Le coronavirus COVID-19 a fait une impression durable sur toutes les facettes de la vie normale à travers le monde. Le nouveau virus a maintenant infecté près de 7 millions de personnes dans le monde et a fait 400 000 morts, et bien que de nombreuses villes et entreprises des principaux pays aient rouvert leurs portes, on ne peut nier que le risque d’infection demeure une grave préoccupation.
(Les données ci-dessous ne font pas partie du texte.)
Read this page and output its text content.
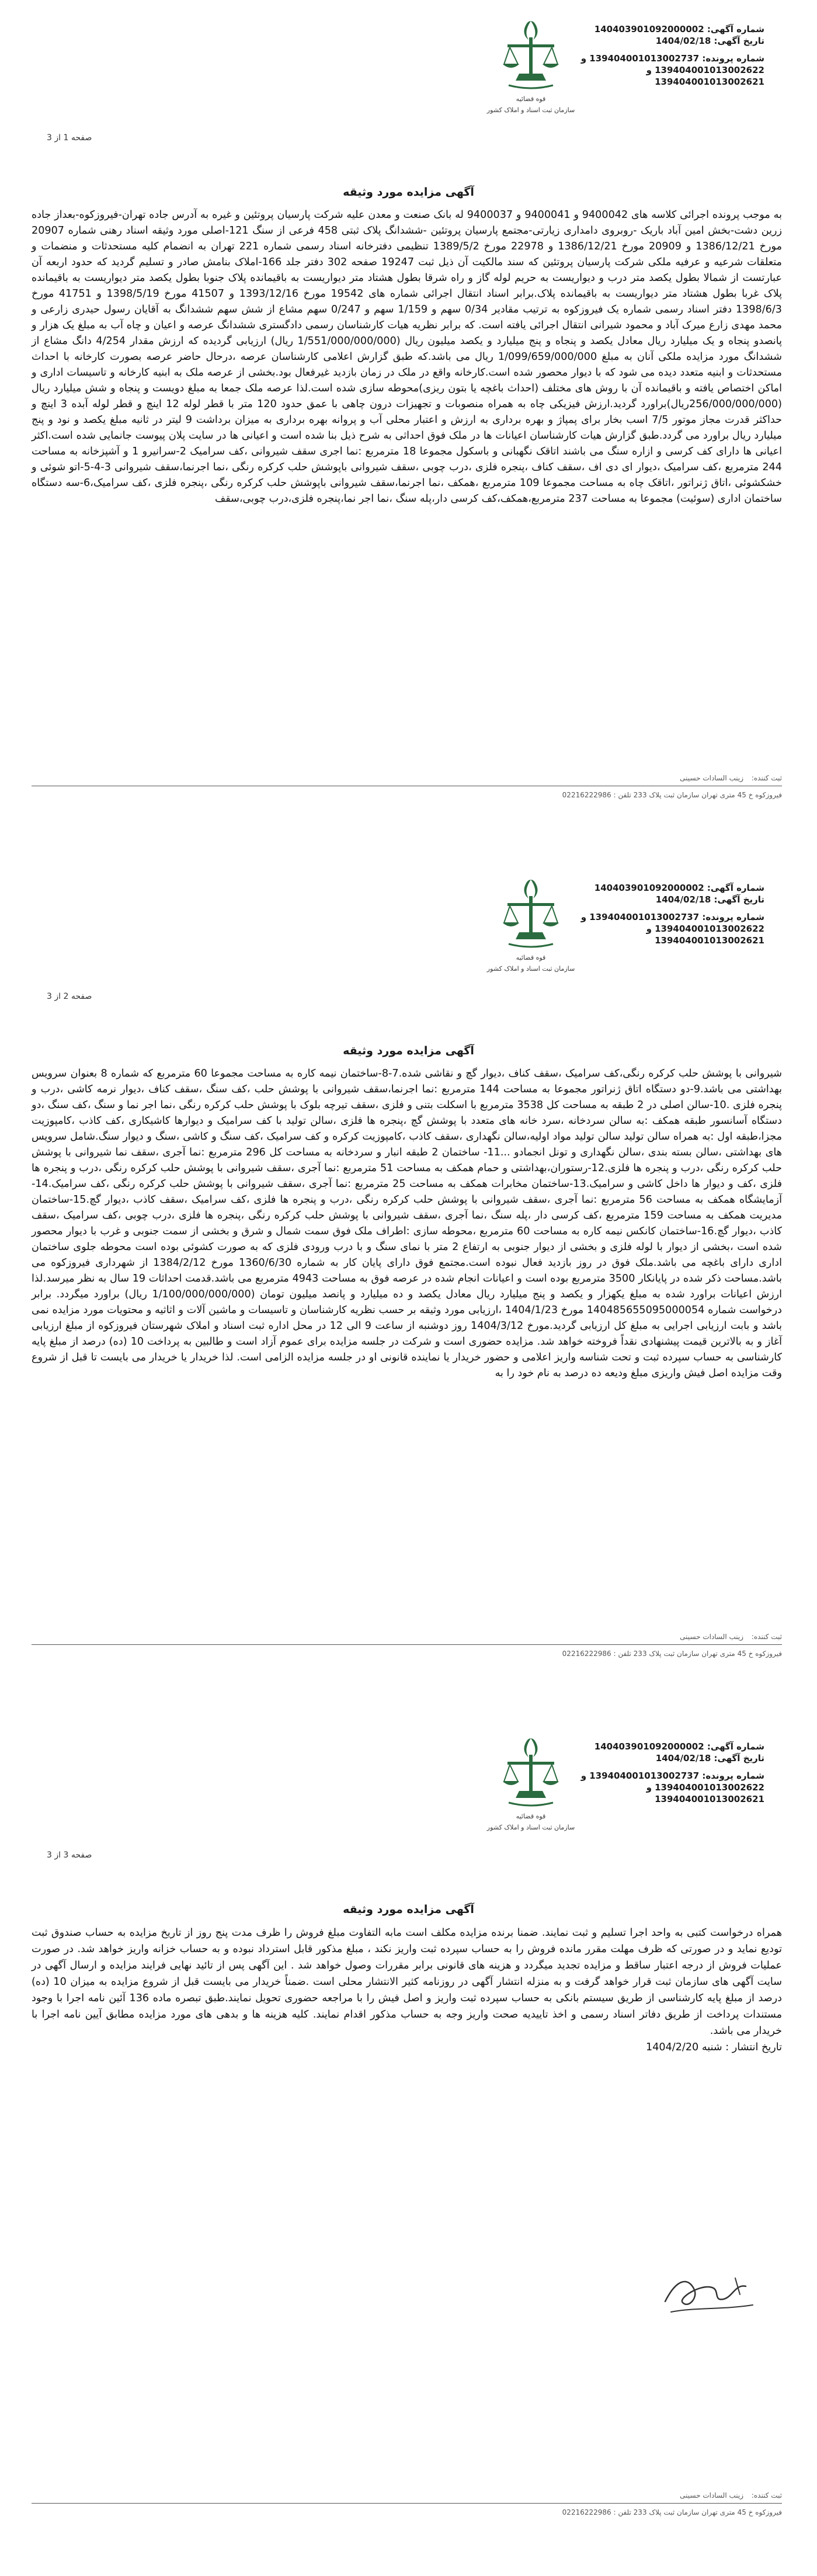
شماره آگهی: 140403901092000002
تاریخ آگهی: 1404/02/18
شماره پرونده: 139404001013002737 و
139404001013002622 و
139404001013002621
قوه قضائیه
سازمان ثبت اسناد و املاک کشور
صفحه 1 از 3
آگهی مزایده مورد وثیقه
به موجب پرونده اجرائی کلاسه های 9400042 و 9400041 و 9400037 له بانک صنعت و معدن علیه شرکت پارسیان پروتئین و غیره به آدرس جاده تهران-فیروزکوه-بعداز جاده زرین دشت-بخش امین آباد باریک -روبروی دامداری زیارتی-مجتمع پارسیان پروتئین -ششدانگ پلاک ثبتی 458 فرعی از سنگ 121-اصلی مورد وثیقه اسناد رهنی شماره 20907 مورخ 1386/12/21 و 20909 مورخ 1386/12/21 و 22978 مورخ 1389/5/2 تنظیمی دفترخانه اسناد رسمی شماره 221 تهران به انضمام کلیه مستحدثات و منضمات و متعلقات شرعیه و عرفیه ملکی شرکت پارسیان پروتئین که سند مالکیت آن ذیل ثبت 19247 صفحه 302 دفتر جلد 166-املاک بنامش صادر و تسلیم گردید که حدود اربعه آن عبارتست از شمالا بطول یکصد متر درب و دیواریست به حریم لوله گاز و راه شرقا بطول هشتاد متر دیواریست به باقیمانده پلاک جنوبا بطول یکصد متر دیواریست به باقیمانده پلاک غربا بطول هشتاد متر دیواریست به باقیمانده پلاک.برابر اسناد انتقال اجرائی شماره های 19542 مورخ 1393/12/16 و 41507 مورخ 1398/5/19 و 41751 مورخ 1398/6/3 دفتر اسناد رسمی شماره یک فیروزکوه به ترتیب مقادیر 0/34 سهم و 1/159 سهم و 0/247 سهم مشاع از شش سهم ششدانگ به آقایان رسول حیدری زارعی و محمد مهدی زارع میرک آباد و محمود شیرانی انتقال اجرائی یافته است. که برابر نظریه هیات کارشناسان رسمی دادگستری ششدانگ عرصه و اعیان و چاه آب به مبلغ یک هزار و پانصدو پنجاه و یک میلیارد ریال معادل یکصد و پنجاه و پنج میلیارد و یکصد میلیون ریال (1/551/000/000/000 ریال) ارزیابی گردیده که ارزش مقدار 4/254 دانگ مشاع از ششدانگ مورد مزایده ملکی آنان به مبلغ 1/099/659/000/000 ریال می باشد.که طبق گزارش اعلامی کارشناسان عرصه ،درحال حاضر عرصه بصورت کارخانه با احداث مستحدثات و ابنیه متعدد دیده می شود که با دیوار محصور شده است.کارخانه واقع در ملک در زمان بازدید غیرفعال بود.بخشی از عرصه ملک به ابنیه کارخانه و تاسیسات اداری و اماکن اختصاص یافته و باقیمانده آن با روش های مختلف (احداث باغچه یا بتون ریزی)محوطه سازی شده است.لذا عرصه ملک جمعا به مبلغ دویست و پنجاه و شش میلیارد ریال (256/000/000/000ریال)براورد گردید.ارزش فیزیکی چاه به همراه منصوبات و تجهیزات درون چاهی با عمق حدود 120 متر با قطر لوله 12 اینچ و قطر لوله آبده 3 اینچ و حداکثر قدرت مجاز موتور 7/5 اسب بخار برای پمپاژ و بهره برداری به ارزش و اعتبار محلی آب و پروانه بهره برداری به میزان برداشت 9 لیتر در ثانیه مبلغ یکصد و نود و پنج میلیارد ریال براورد می گردد.طبق گزارش هیات کارشناسان اعیانات ها در ملک فوق احداثی به شرح ذیل بنا شده است و اعیانی ها در سایت پلان پیوست جانمایی شده است.اکثر اعیانی ها دارای کف کرسی و ازاره سنگ می باشند اتاقک نگهبانی و باسکول مجموعا 18 مترمربع :نما اجری سقف شیروانی ،کف سرامیک 2-سرانیرو 1 و آشپزخانه به مساحت 244 مترمربع ،کف سرامیک ،دیوار ای دی اف ،سقف کناف ،پنجره فلزی ،درب چوبی ،سقف شیروانی باپوشش حلب کرکره رنگی ،نما اجرنما،سقف شیروانی 3-4-5-اتو شوئی و خشکشوئی ،اتاق ژنراتور ،اتاقک چاه به مساحت مجموعا 109 مترمربع ،همکف ،نما اجرنما،سقف شیروانی باپوشش حلب کرکره رنگی ،پنجره فلزی ،کف سرامیک،6-سه دستگاه ساختمان اداری (سوئیت) مجموعا به مساحت 237 مترمربع،همکف،کف کرسی دار،پله سنگ ،نما اجر نما،پنجره فلزی،درب چوبی،سقف
ثبت کننده: زینب السادات حسینی
فیروزکوه خ 45 متری تهران سازمان ثبت پلاک 233 تلفن : 02216222986
شماره آگهی: 140403901092000002
تاریخ آگهی: 1404/02/18
شماره پرونده: 139404001013002737 و
139404001013002622 و
139404001013002621
قوه قضائیه
سازمان ثبت اسناد و املاک کشور
صفحه 2 از 3
آگهی مزایده مورد وثیقه
شیروانی با پوشش حلب کرکره رنگی،کف سرامیک ،سقف کناف ،دیوار گچ و نقاشی شده.7-8-ساختمان نیمه کاره به مساحت مجموعا 60 مترمربع که شماره 8 بعنوان سرویس بهداشتی می باشد.9-دو دستگاه اتاق ژنراتور مجموعا به مساحت 144 مترمربع :نما اجرنما،سقف شیروانی با پوشش حلب ،کف سنگ ،سقف کناف ،دیوار نرمه کاشی ،درب و پنجره فلزی .10-سالن اصلی در 2 طبقه به مساحت کل 3538 مترمربع با اسکلت بتنی و فلزی ،سقف تیرچه بلوک با پوشش حلب کرکره رنگی ،نما اجر نما و سنگ ،کف سنگ ،دو دستگاه آسانسور طبقه همکف :به سالن سردخانه ،سرد خانه های متعدد با پوشش گچ ،پنجره ها فلزی ،سالن تولید با کف سرامیک و دیوارها کاشیکاری ،کف کاذب ،کامپوزیت مجزا،طبقه اول :به همراه سالن تولید سالن تولید مواد اولیه،سالن نگهداری ،سقف کاذب ،کامپوزیت کرکره و کف سرامیک ،کف سنگ و کاشی ،سنگ و دیوار سنگ.شامل سرویس های بهداشتی ،سالن بسته بندی ،سالن نگهداری و تونل انجمادو ...11- ساختمان 2 طبقه انبار و سردخانه به مساحت کل 296 مترمربع :نما آجری ،سقف نما شیروانی با پوشش حلب کرکره رنگی ،درب و پنجره ها فلزی.12-رستوران،بهداشتی و حمام همکف به مساحت 51 مترمربع :نما آجری ،سقف شیروانی با پوشش حلب کرکره رنگی ،درب و پنجره ها فلزی ،کف و دیوار ها داخل کاشی و سرامیک.13-ساختمان مخابرات همکف به مساحت 25 مترمربع :نما آجری ،سقف شیروانی با پوشش حلب کرکره رنگی ،کف سرامیک.14-آزمایشگاه همکف به مساحت 56 مترمربع :نما آجری ،سقف شیروانی با پوشش حلب کرکره رنگی ،درب و پنجره ها فلزی ،کف سرامیک ،سقف کاذب ،دیوار گچ.15-ساختمان مدیریت همکف به مساحت 159 مترمربع ،کف کرسی دار ،پله سنگ ،نما آجری ،سقف شیروانی با پوشش حلب کرکره رنگی ،پنجره ها فلزی ،درب چوبی ،کف سرامیک ،سقف کاذب ،دیوار گچ.16-ساختمان کانکس نیمه کاره به مساحت 60 مترمربع ،محوطه سازی :اطراف ملک فوق سمت شمال و شرق و بخشی از سمت جنوبی و غرب با دیوار محصور شده است ،بخشی از دیوار با لوله فلزی و بخشی از دیوار جنوبی به ارتفاع 2 متر با نمای سنگ و با درب ورودی فلزی که به صورت کشوئی بوده است محوطه جلوی ساختمان اداری دارای باغچه می باشد.ملک فوق در روز بازدید فعال نبوده است.مجتمع فوق دارای پایان کار به شماره 1360/6/30 مورخ 1384/2/12 از شهرداری فیروزکوه می باشد.مساحت ذکر شده در پایانکار 3500 مترمربع بوده است و اعیانات انجام شده در عرصه فوق به مساحت 4943 مترمربع می باشد.قدمت احداثات 19 سال به نظر میرسد.لذا ارزش اعیانات براورد شده به مبلغ یکهزار و یکصد و پنج میلیارد ریال معادل یکصد و ده میلیارد و پانصد میلیون تومان (1/100/000/000/000 ریال) براورد میگردد. برابر درخواست شماره 140485655095000054 مورخ 1404/1/23 ،ارزیابی مورد وثیقه بر حسب نظریه کارشناسان و تاسیسات و ماشین آلات و اثاثیه و محتویات مورد مزایده نمی باشد و بابت ارزیابی اجرایی به مبلغ کل ارزیابی گردید.مورخ 1404/3/12 روز دوشنبه از ساعت 9 الی 12 در محل اداره ثبت اسناد و املاک شهرستان فیروزکوه از مبلغ ارزیابی آغاز و به بالاترین قیمت پیشنهادی نقداً فروخته خواهد شد. مزایده حضوری است و شرکت در جلسه مزایده برای عموم آزاد است و طالبین به پرداخت 10 (ده) درصد از مبلغ پایه کارشناسی به حساب سپرده ثبت و تحت شناسه واریز اعلامی و حضور خریدار یا نماینده قانونی او در جلسه مزایده الزامی است. لذا خریدار یا خریدار می بایست تا قبل از شروع وقت مزایده اصل فیش واریزی مبلغ ودیعه ده درصد به نام خود را به
ثبت کننده: زینب السادات حسینی
فیروزکوه خ 45 متری تهران سازمان ثبت پلاک 233 تلفن : 02216222986
شماره آگهی: 140403901092000002
تاریخ آگهی: 1404/02/18
شماره پرونده: 139404001013002737 و
139404001013002622 و
139404001013002621
قوه قضائیه
سازمان ثبت اسناد و املاک کشور
صفحه 3 از 3
آگهی مزایده مورد وثیقه
همراه درخواست کتبی به واحد اجرا تسلیم و ثبت نمایند. ضمنا برنده مزایده مکلف است مابه التفاوت مبلغ فروش را ظرف مدت پنج روز از تاریخ مزایده به حساب صندوق ثبت توديع نماید و در صورتی که ظرف مهلت مقرر مانده فروش را به حساب سپرده ثبت واریز نکند ، مبلغ مذکور قابل استرداد نبوده و به حساب خزانه واریز خواهد شد. در صورت عملیات فروش از درجه اعتبار ساقط و مزایده تجدید میگردد و هزینه های قانونی برابر مقررات وصول خواهد شد . این آگهی پس از تائید نهایی فرایند مزایده و ارسال آگهی در سایت آگهی های سازمان ثبت قرار خواهد گرفت و به منزله انتشار آگهی در روزنامه کثیر الانتشار محلی است .ضمناً خریدار می بایست قبل از شروع مزایده به میزان 10 (ده) درصد از مبلغ پایه کارشناسی از طریق سیستم بانکی به حساب سپرده ثبت واریز و اصل فیش را با مراجعه حضوری تحویل نمایند.طبق تبصره ماده 136 آئین نامه اجرا با وجود مستندات پرداخت از طریق دفاتر اسناد رسمی و اخذ تاییدیه صحت واریز وجه به حساب مذکور اقدام نمایند. کلیه هزینه ها و بدهی های مورد مزایده مطابق آیین نامه اجرا با خریدار می باشد.
تاریخ انتشار : شنبه 1404/2/20
ثبت کننده: زینب السادات حسینی
فیروزکوه خ 45 متری تهران سازمان ثبت پلاک 233 تلفن : 02216222986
Les États-Unis restent l’épicentre de COVID-19 avec 2 millions de personnes infectées et au moins 122 000 morts du virus, mais cela n’a pas empêché la plupart des gouverneurs de rouvrir leurs États et de ramener les gens au travail. En fait, le gouverneur de Californie Gavin Newsom a accordé aux studios d’Hollywood la possibilité de reprendre le tournage le 12 juin, à condition qu’ils acceptent de respecter les directives de distanciation sociale attendues.
Ces directives exigeront que tous les travailleurs sur le plateau portent des masques, des visières et d’autres équipements pour aider à réduire le risque de transmission, et ils devront se laver les mains fréquemment et subir des tests aussi souvent que possible. Cela sera appliqué par des agents de conformité qui resteront sur le plateau à tout moment.

Le groupe de travail du comité de sécurité de l’ensemble de l’industrie de l’Alliance des producteurs de films et de télévision a également recommandé que des «considérations spéciales» soient prises pour tous les acteurs impliqués dans des scènes rapprochées, allant jusqu’à déclarer que les réalisateurs et les éditeurs envisagent de «modifier les scripts ou l’utilisation d’effets numériques».
Qu’est-ce que cela pourrait signifier pour des scènes intimes de films tournés pendant la pandémie? Eh bien, cela signifie probablement que les réalisateurs feront de leur mieux pour réduire les moments rapprochés inutiles, mais cela peut également entraîner des scènes plus importantes utilisant des effets post-tournage pour éviter des interactions significatives entre les acteurs, pouvant même conduire à d’étranges scènes de sexe CGI. . Maladroit.
Il reste à voir précisément comment les réalisateurs finiront par gérer la tâche difficile de contourner les limites qui leur sont imposées par la pandémie de coronavirus mais si l’histoire nous a appris quelque chose dans l’industrie du cinéma, c’est que CGI mal géré ou inutile peut vraiment amortir l’expérience pour les téléspectateurs. Espérons qu’ils trouveront un terrain d’entente tout en protégeant tout le monde.